Some of the most ambitious of these advocates meet every Monday night in the parish hall of St. John the Evangelist Catholic church in this small suburb of Boston. Their group, of which Megan is a member, got its start when 25 parishioners met after a Sunday Mass to vent about the former Boston priest, John J. Geoghan, accused of molesting more than 130 boys, and Boston Cardinal Bernard Law's long-term willingness to keep the problems hidden. The meetings have evolved into strategy sessions with the gathering force of a social revolution.

The group's name, Voice of the Faithful, suggests that its members do not intend to break away from the religious tradition they love. Their slogan, taped to the wall of their meeting room, spells out their straightforward, albeit difficult, goal: "Keep the faith, change the church."

To be sure, grass-roots movements intent on reforming church policies have cropped up repeatedly since the mid-1960s, when the leaders of the Second Vatican Council called for greater participation by laypeople in the life of the church. But most of these reformist groups have focused on a single issue, from ordination for women to birth control or equality for homosexuals. Now, as sexual abuse charges against dozens of priests around the world are being made public, laypeople are saying it is past time to rethink how the church does business. "Pedophilia is only a symptom of a disease," says Jim Muller, a cardiologist and parishioner of St. John the Evangelist and president of Voice of the Faithful. "The disease is absolute power."

The possibility of changing a centuries-old governing system composed of an all-male conference of bishops is daunting. "We've got to stay focused," says Muller. "Our goal is to organize the laity and give us a voice. If we start fighting over the gay issue, married priests and everything else, we won't make it."

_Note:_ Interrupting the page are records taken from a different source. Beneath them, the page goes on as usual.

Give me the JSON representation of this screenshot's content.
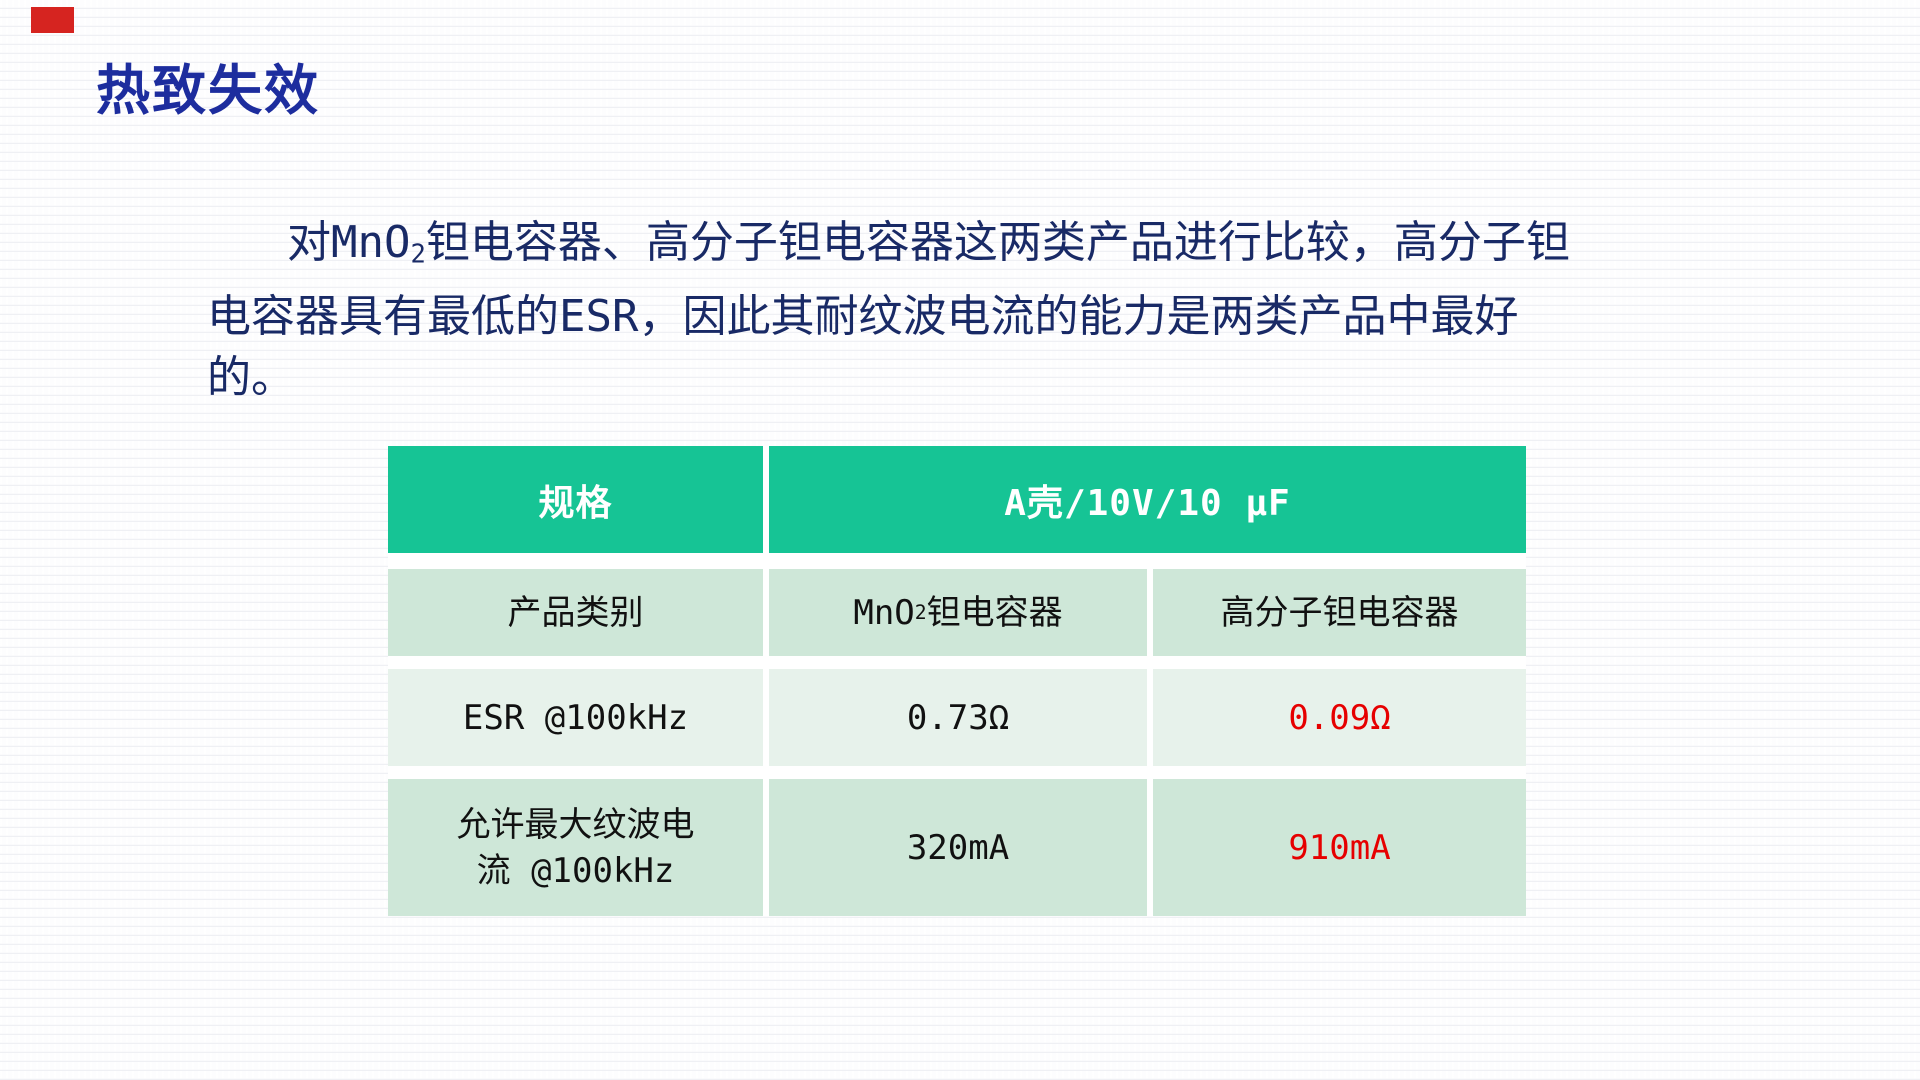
{
  "slide": {
    "title": "热致失效",
    "paragraph": {
      "line1_pre": "对MnO",
      "line1_sub": "2",
      "line1_rest": "钽电容器、高分子钽电容器这两类产品进行比较，高分子钽",
      "line2": "电容器具有最低的ESR，因此其耐纹波电流的能力是两类产品中最好",
      "line3": "的。"
    },
    "colors": {
      "accent_mark": "#d62420",
      "title_color": "#1d2d9e",
      "paragraph_color": "#192a66"
    }
  },
  "table": {
    "header": {
      "spec_label": "规格",
      "case_label": "A壳/10V/10 μF"
    },
    "rows": {
      "product": {
        "label": "产品类别",
        "mno2_pre": "MnO",
        "mno2_sub": "2",
        "mno2_rest": "钽电容器",
        "polymer": "高分子钽电容器"
      },
      "esr": {
        "label": "ESR @100kHz",
        "mno2_value": "0.73Ω",
        "polymer_value": "0.09Ω"
      },
      "ripple": {
        "label_line1": "允许最大纹波电",
        "label_line2": "流 @100kHz",
        "mno2_value": "320mA",
        "polymer_value": "910mA"
      }
    },
    "colors": {
      "header_bg": "#16c495",
      "header_text": "#ffffff",
      "row_green_bg": "#cee7d8",
      "row_pale_bg": "#e7f2eb",
      "value_text": "#111111",
      "highlight_red": "#e60000"
    }
  }
}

No one envisions this happening overnight. Earlier this month, at a workshop called "Reform in the Catholic Church" in Belmont, Mass., a few miles from Wellesley, Mary Jo Bane discussed more basic strategies for church reform. Bane is an expert on public policy issues and teaches at Harvard's Kennedy School of Government. Her session was part of a daylong conference on a variety of religious topics.

"It's a question of forming an alternative institution," she told 40 people who sat in a circle around her. "I'm your basic incrementalist. Change begins at the parish level."

In Chicago, Dan Daley is co-director of Call to Action, a group founded in the late-1970s that is the largest Catholic Church reform group in the U.S. It counts 25,000 members nationwide, including lay Catholics, nuns and priests and is monitoring lay-led movements such as the one in Wellesley. "Parishes around the country are holding meetings where people can talk, hear from the staff, sort out their feelings," says Daley. "Slowly they're becoming more conscious of the underlying issues. Particular parishes are going through the process, but each one is quite aware that others are doing the same thing. Call to Action is set up to connect these people. We're gearing up for it. We've started to get requests."